Key genes in phenylpropanoid biosynthesis included peroxidase OsPrx30 (Os02g0240100) and β-glucosidase Os3BGlu6 (Os03g0212800), both linked to drought resistance, while glutamate decarboxylase OsGAD2 (Os04g0447800) was central to taurine/hypotaurine metabolism (Figure 5A). Plant hormone signaling transduction pathways exhibited marked transcriptional changes, notably in auxin transcriptional repressor OsIAA14 (Os03g0797800), PGL1 antagonist OsPIL16 (Os05g0139100), and ABA receptor OsPYL4 (Os03g0297600) (Figure 4B). Enhanced ROS scavenging capacity was corroborated by the differential expression of catalase OsCatC (Os03g0131200) in peroxisome pathways (Figure 4B). In the binding and catalytic activity pathways, diterpenoid biosynthesis gene OsKSL12 (Os02g0568700) and pyruvate phosphate dikinase OsPPDKA (Os03g0432100)—a carbon metabolism gene implicated in drought regulation—showed significant expression shifts (Figure 5D). Intracellular pathways were further enriched for catalase OsCatC (Os03g0131200) and ferredoxin OsFdC1 (Os03g0659200), the latter maintaining redox homeostasis via photosynthetic electron transport under drought-induced ROS accumulation (Figure 5D). The key genes identified in this study are systematically presented (Table 1), which documents their differential expression profiles (upregulated/downregulated) under drought stress between: (i) wild-type ZH11 vs. overexpression lines, and (ii) knockout mutants vs. overexpression lines.

3. Discussion

As one of the largest transcription factor families in plants, the rice NAC family comprises 151 members [10,26]. This study focused on the functional characterization of OsNAC25, revealing its dual expression activity in both the nucleus and cytoplasm, with its transcript levels being significantly induced by multiple abiotic stresses, particularly showing the most pronounced induction under drought stress. To elucidate its drought-responsive mechanism, we generated OsNAC25 gene-edited materials (selecting two homozygous mutants, OsNAC25-10-cr and OsNAC25-16-cr) and overexpression lines (choosing those with highest expression levels, OsNAC25-2-OE and OsNAC25-16-OE) (Supplementary Figure S7A,B).

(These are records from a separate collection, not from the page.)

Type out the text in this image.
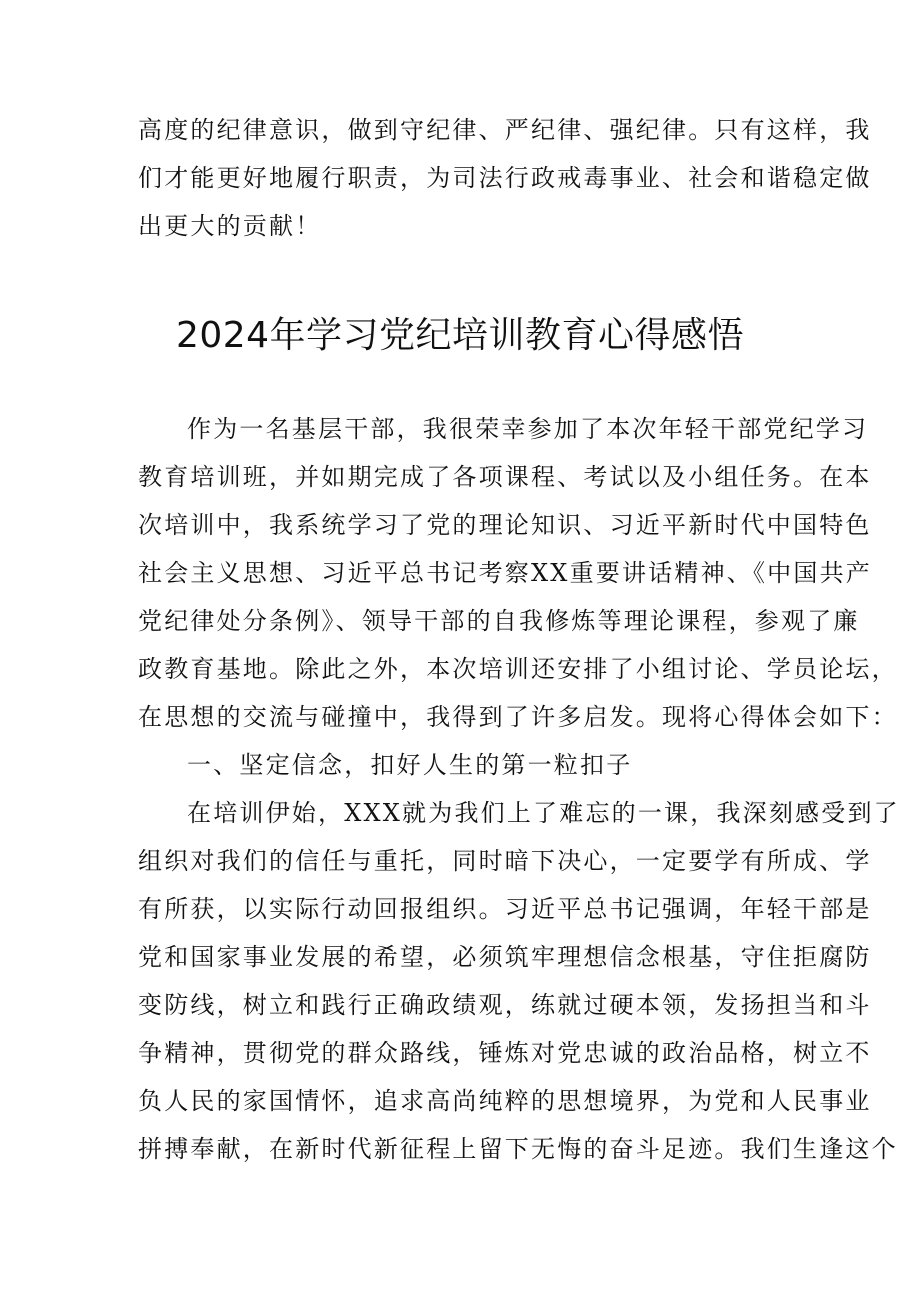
高度的纪律意识，做到守纪律、严纪律、强纪律。只有这样，我
们才能更好地履行职责，为司法行政戒毒事业、社会和谐稳定做
出更大的贡献！
2024年学习党纪培训教育心得感悟
作为一名基层干部，我很荣幸参加了本次年轻干部党纪学习
教育培训班，并如期完成了各项课程、考试以及小组任务。在本
次培训中，我系统学习了党的理论知识、习近平新时代中国特色
社会主义思想、习近平总书记考察XX重要讲话精神、《中国共产
党纪律处分条例》、领导干部的自我修炼等理论课程，参观了廉
政教育基地。除此之外，本次培训还安排了小组讨论、学员论坛，
在思想的交流与碰撞中，我得到了许多启发。现将心得体会如下：
一、坚定信念，扣好人生的第一粒扣子
在培训伊始，XXX就为我们上了难忘的一课，我深刻感受到了
组织对我们的信任与重托，同时暗下决心，一定要学有所成、学
有所获，以实际行动回报组织。习近平总书记强调，年轻干部是
党和国家事业发展的希望，必须筑牢理想信念根基，守住拒腐防
变防线，树立和践行正确政绩观，练就过硬本领，发扬担当和斗
争精神，贯彻党的群众路线，锤炼对党忠诚的政治品格，树立不
负人民的家国情怀，追求高尚纯粹的思想境界，为党和人民事业
拼搏奉献，在新时代新征程上留下无悔的奋斗足迹。我们生逢这个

The phenotypic analysis demonstrated that overexpression lines exhibited markedly enhanced drought tolerance compared to ZH11under water deficit, whereas no significant phenotypic divergence was observed between gene-edited materials and ZH11 (Figure 2A and Figure 3A). A further investigation revealed a substantially higher expression abundance of OsNAC25 in aerial tissues than in subterranean organs. The GUS histochemical staining analysis revealed that the gene exhibits a tissue-specific inducible expression pattern under drought stress conditions, with its promoter activity being specifically activated in the leaf and stem base regions, while no detectable activity was observed under normal growth conditions (Supplementary Figure S7C,D). These findings indicate that OsNAC25 primarily functions through aerial tissue-specific expression induced by drought stress. This contrasts with previously reported NACs from the SNAC subgroup that predominantly exhibit stronger root-specific than leaf-specific expression patterns when responding to abiotic stresses [27,28,29]. Therefore, unlike SNACs, OsNAC25 principally operates as a stress-inducible transcription factor in aboveground plant tissues.

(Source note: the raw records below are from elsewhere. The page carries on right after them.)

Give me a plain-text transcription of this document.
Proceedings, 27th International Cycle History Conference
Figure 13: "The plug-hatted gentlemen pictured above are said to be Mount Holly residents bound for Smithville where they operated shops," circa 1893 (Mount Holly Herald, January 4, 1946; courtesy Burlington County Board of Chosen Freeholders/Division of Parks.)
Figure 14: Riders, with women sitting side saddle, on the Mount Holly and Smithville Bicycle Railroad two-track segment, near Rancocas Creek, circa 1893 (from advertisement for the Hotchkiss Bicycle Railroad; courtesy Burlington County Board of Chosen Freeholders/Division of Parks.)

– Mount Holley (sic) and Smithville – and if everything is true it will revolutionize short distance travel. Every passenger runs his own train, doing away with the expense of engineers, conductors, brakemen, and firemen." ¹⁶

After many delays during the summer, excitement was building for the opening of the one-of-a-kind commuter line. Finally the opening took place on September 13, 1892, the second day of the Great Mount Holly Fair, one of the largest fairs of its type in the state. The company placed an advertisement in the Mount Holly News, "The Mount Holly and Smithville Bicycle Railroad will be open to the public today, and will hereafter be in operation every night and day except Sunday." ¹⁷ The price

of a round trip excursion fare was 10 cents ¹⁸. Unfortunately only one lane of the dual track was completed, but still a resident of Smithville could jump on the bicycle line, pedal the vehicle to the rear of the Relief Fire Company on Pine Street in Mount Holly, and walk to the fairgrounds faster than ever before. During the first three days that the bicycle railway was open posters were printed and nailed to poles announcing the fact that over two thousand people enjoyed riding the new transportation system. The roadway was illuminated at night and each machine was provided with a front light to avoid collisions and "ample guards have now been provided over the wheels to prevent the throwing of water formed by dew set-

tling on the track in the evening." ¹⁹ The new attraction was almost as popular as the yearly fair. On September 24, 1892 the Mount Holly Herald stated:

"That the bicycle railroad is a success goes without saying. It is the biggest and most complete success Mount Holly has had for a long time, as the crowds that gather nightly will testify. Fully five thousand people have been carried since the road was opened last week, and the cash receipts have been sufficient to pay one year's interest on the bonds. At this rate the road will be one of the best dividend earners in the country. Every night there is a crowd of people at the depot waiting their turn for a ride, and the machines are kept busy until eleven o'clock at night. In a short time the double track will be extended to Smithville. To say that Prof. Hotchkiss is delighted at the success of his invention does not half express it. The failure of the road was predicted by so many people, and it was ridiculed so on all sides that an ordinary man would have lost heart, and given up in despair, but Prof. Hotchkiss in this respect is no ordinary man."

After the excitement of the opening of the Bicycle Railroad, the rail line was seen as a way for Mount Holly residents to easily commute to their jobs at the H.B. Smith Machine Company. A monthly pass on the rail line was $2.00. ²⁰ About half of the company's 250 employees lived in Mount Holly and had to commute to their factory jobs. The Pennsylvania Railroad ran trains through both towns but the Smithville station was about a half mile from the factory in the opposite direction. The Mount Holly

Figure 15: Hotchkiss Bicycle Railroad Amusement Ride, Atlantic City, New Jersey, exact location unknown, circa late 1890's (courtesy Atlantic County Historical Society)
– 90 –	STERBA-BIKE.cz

The overexpression of OsNAC25 enhances drought stress tolerance in transgenic materials, accompanied by elevated activities of peroxidase (POD) and catalase (CAT), reduced levels of malondialdehyde (MDA)—a harmful oxidative damage marker— and decreased superoxide dismutase (SOD) activity. Plants have evolved a sophisticated antioxidant system comprising both non-enzymatic and enzymatic components [30,31]. While sustained high levels of antioxidant enzymes (POD, CAT, SOD) are generally associated with ROS scavenging and stress tolerance, we observed a paradoxical reduction in SOD activity in overexpression lines. This suggests that the oxidative process involves more than just the connection between a single organelle and the nucleus. The cellular redox signaling hub may be seen as a key integrator of retrograde signals arising from different organelles, allowing communication between different cellular compartments and the nucleus [32]. This divergence suggests that OsNAC25 may not participate in SOD-mediated regulatory pathways.

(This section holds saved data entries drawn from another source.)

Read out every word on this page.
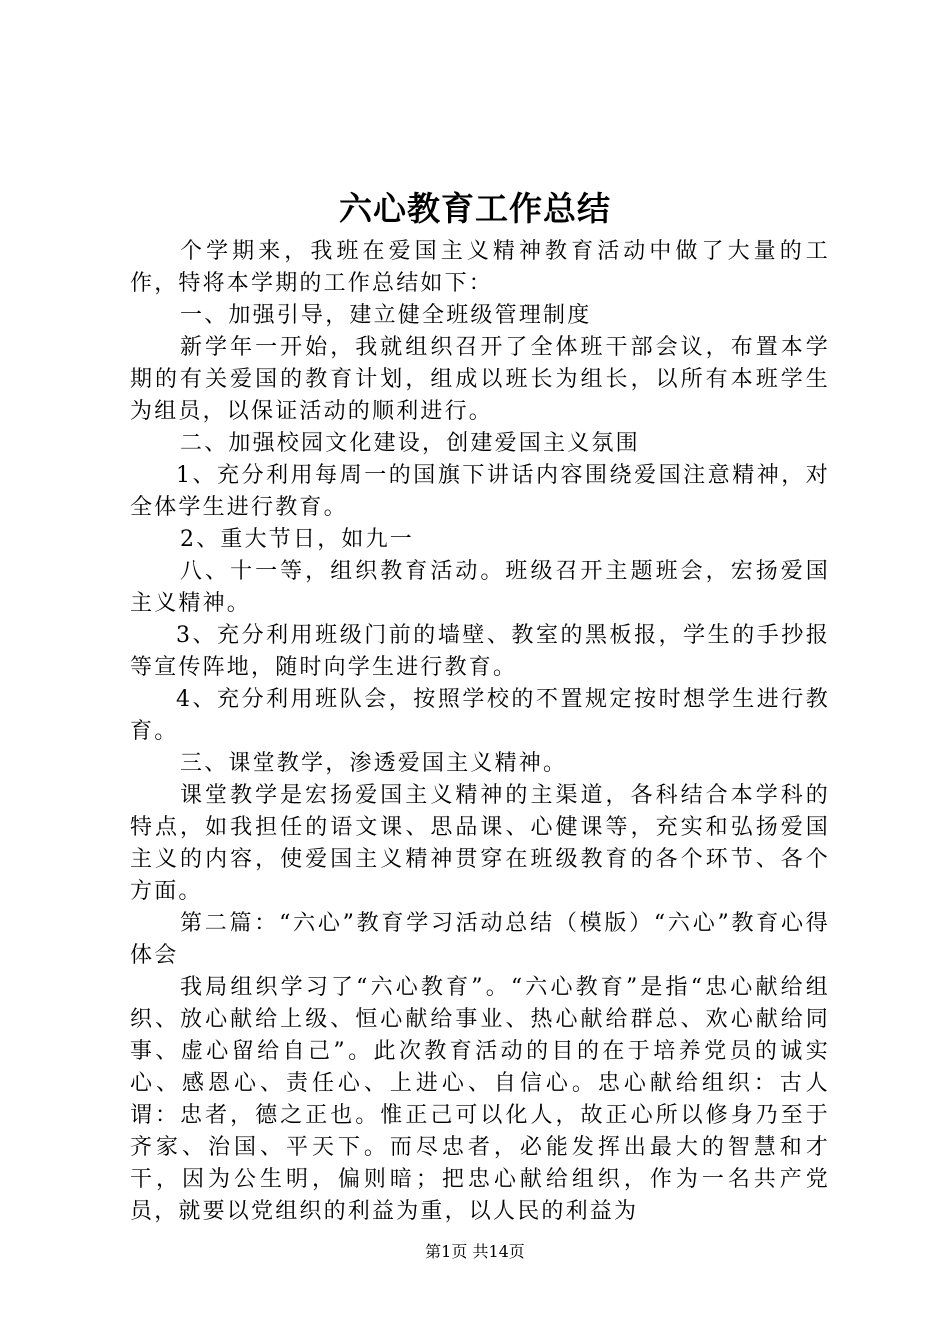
六心教育工作总结

个学期来，我班在爱国主义精神教育活动中做了大量的工作，特将本学期的工作总结如下：

一、加强引导，建立健全班级管理制度

新学年一开始，我就组织召开了全体班干部会议，布置本学期的有关爱国的教育计划，组成以班长为组长，以所有本班学生为组员，以保证活动的顺利进行。

二、加强校园文化建设，创建爱国主义氛围

1、充分利用每周一的国旗下讲话内容围绕爱国注意精神，对全体学生进行教育。

2、重大节日，如九一

八、十一等，组织教育活动。班级召开主题班会，宏扬爱国主义精神。

3、充分利用班级门前的墙壁、教室的黑板报，学生的手抄报等宣传阵地，随时向学生进行教育。

4、充分利用班队会，按照学校的不置规定按时想学生进行教育。

三、课堂教学，渗透爱国主义精神。

课堂教学是宏扬爱国主义精神的主渠道，各科结合本学科的特点，如我担任的语文课、思品课、心健课等，充实和弘扬爱国主义的内容，使爱国主义精神贯穿在班级教育的各个环节、各个方面。

第二篇：“六心”教育学习活动总结（模版）“六心”教育心得体会

我局组织学习了“六心教育”。“六心教育”是指“忠心献给组织、放心献给上级、恒心献给事业、热心献给群总、欢心献给同事、虚心留给自己”。此次教育活动的目的在于培养党员的诚实心、感恩心、责任心、上进心、自信心。忠心献给组织：古人谓：忠者，德之正也。惟正己可以化人，故正心所以修身乃至于齐家、治国、平天下。而尽忠者，必能发挥出最大的智慧和才干，因为公生明，偏则暗；把忠心献给组织，作为一名共产党员，就要以党组织的利益为重，以人民的利益为

第1页 共14页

RNA-seq analysis of OsNAC25 material: The transcriptomic profiling of OsNAC25 focused on cellular/metabolic processes, biological regulation, response to stimuli, cellular anatomical entities, intracellular organelle functions, molecular binding, and catalytic activity (Figure 4E,F). The most significant pathways associated with cellular/metabolic processes were phenylpropanoid biosynthesis and glutathione metabolism. The phenylpropanoid biosynthesis pathway was predominantly enriched with peroxidase- and β-glucosidase-related genes. Plants possess antioxidant systems to mitigate oxidative damage, and these pathways directly correlate with enhanced antioxidant capacity, playing a pivotal role in improving drought tolerance [33]. Glutathione is critically involved in drought stress responses and ROS scavenging [34]. Under drought conditions, rice crops exhibit a well-documented reduction in glutathione levels, followed by a significant compensatory increase as an adaptive response [31]. Multiple studies have proposed glutathione depletion as a potential biomarker for screening drought-resistant plant varieties [34,35]. Regarding biological regulation and stress responses, phytohormone signaling transduction—particularly pathways involving IAA (indole-3-acetic acid) and ABA (abscisic acid)—emerged as a crucial mechanism influencing plant growth and stress adaptation. Our KEGG enrichment analysis revealed substantial modifications in multiple phytohormone biosynthesis pathways.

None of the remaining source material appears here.